We keep hearing the same complaint about large language models: "They hallucinate." Every leaderboard has a hallucination score. Every safety eval hammers on it. Every frustrated user tweet starts with some version of "Why does this model keep making things up?!"
Geoffrey Hinton corrected the field on this a couple years ago. The word isn’t hallucination. It’s confabulation — a real psychological term that’s been around for over a century. It describes the unconscious production of fabricated or distorted information to fill memory gaps, with no intent to deceive. The person (or system) genuinely believes the story they’re telling because the brain is doing its best to stitch together a coherent narrative from incomplete pieces.
We Trained Them on Ourselves
These models are statistical mirrors of human text. They were trained on trillions of tokens of what humans write when they don’t remember the exact fact but need to keep the sentence flowing, when they fill in plausible-sounding details from pattern matching, when they smooth over uncertainty with confident-sounding prose, and when they invent causal links because the real ones aren’t in the data.
So when a model confidently tells you that “the 2024 Olympics featured drone racing as an exhibition event” (which never happened), it isn’t lying. It’s confabulating. Just like a human witness on the stand who swears they saw the blue car run the red light when they actually only glanced for half a second.
My Own Digital Employees Do It Too
I run several autonomous agents locally and via APIs — digital “employees” that handle research, coding, content outlining, benchmark scraping, and more. Unless I explicitly feed them memory files, long-term context summaries, skill caches, and conversation transcripts saved as artifacts, they do exactly what humans do when memory fails: they invent plausible next steps, misremember previous decisions we made together, fill in missing facts with statistically likely nonsense, and sound extremely sure of themselves while being wrong.
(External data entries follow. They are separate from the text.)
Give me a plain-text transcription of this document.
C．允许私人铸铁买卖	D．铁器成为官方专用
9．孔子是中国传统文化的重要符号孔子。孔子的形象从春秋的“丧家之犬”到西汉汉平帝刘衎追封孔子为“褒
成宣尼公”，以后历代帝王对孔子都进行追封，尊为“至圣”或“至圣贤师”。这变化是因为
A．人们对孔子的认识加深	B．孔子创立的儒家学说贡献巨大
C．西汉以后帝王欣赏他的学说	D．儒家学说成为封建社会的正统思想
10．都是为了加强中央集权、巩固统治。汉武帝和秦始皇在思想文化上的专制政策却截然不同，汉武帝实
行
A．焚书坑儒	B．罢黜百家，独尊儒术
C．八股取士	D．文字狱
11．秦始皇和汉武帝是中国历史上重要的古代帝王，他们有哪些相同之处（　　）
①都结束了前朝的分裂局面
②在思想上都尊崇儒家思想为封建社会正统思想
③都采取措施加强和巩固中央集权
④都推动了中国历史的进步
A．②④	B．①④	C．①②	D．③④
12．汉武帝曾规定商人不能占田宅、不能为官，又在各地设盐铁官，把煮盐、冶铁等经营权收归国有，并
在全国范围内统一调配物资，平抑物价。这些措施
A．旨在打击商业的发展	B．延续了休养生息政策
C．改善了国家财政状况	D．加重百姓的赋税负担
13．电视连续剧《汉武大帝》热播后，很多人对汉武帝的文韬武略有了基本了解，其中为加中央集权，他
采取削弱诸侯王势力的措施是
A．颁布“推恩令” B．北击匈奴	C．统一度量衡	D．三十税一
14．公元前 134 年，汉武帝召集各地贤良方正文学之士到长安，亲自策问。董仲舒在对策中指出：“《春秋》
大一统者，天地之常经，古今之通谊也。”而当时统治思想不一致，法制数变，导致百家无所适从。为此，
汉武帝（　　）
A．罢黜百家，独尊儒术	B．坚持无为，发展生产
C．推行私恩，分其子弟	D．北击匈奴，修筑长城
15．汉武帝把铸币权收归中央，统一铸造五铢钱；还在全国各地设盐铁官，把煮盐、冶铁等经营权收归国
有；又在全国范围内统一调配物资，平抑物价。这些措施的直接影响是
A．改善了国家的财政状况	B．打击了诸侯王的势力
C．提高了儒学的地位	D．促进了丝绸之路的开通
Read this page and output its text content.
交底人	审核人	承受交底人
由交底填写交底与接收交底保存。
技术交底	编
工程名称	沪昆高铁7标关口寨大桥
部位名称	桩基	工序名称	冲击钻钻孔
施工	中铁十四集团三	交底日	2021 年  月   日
Sound human? Because it is.
The irony is thick: we built systems that mimic human cognition so well that they inherited one of our most frustrating cognitive flaws. And the fix isn’t yelling “stop hallucinating.” The fix is the same one we use on ourselves — write things down, keep a notebook, review and correct the record, and build external crutches so the system doesn’t have to rely on fuzzy internal recall.
Where Does That Leave Us?
Short term (2025–2027): Confabulation isn’t going away. Even million-token context windows don’t solve the root issue — the model still has to compress and retrieve from imperfect latent representations. RAG, memory files, skill caches, vector stores, and explicit notebooks remain essential hygiene for any serious agent deployment.
Medium term: Better long-term memory architectures — persistent KV caches across sessions, episodic memory modules, external fact stores with grounding — will reduce the frequency and severity. But we’ll probably never eliminate it completely, because perfect recall isn’t even desirable in creative or exploratory tasks. A little gap-filling is what makes reasoning flexible.
Long term: If we ever reach models with near-perfect, near-infinite, queryable memory, confabulation might become rare. But that day is farther away than most hype cycles admit.
The Takeaway
Every time your agent confidently tells you something that feels “off,” remember: it’s not broken. It’s being human-like. We didn’t create stupid machines. We created machines that are honestly forgetful — just like us. And that’s not a bug. That’s the most human thing they've done yet.
Has confabulation made your agents feel more “alive” — or just more frustrating?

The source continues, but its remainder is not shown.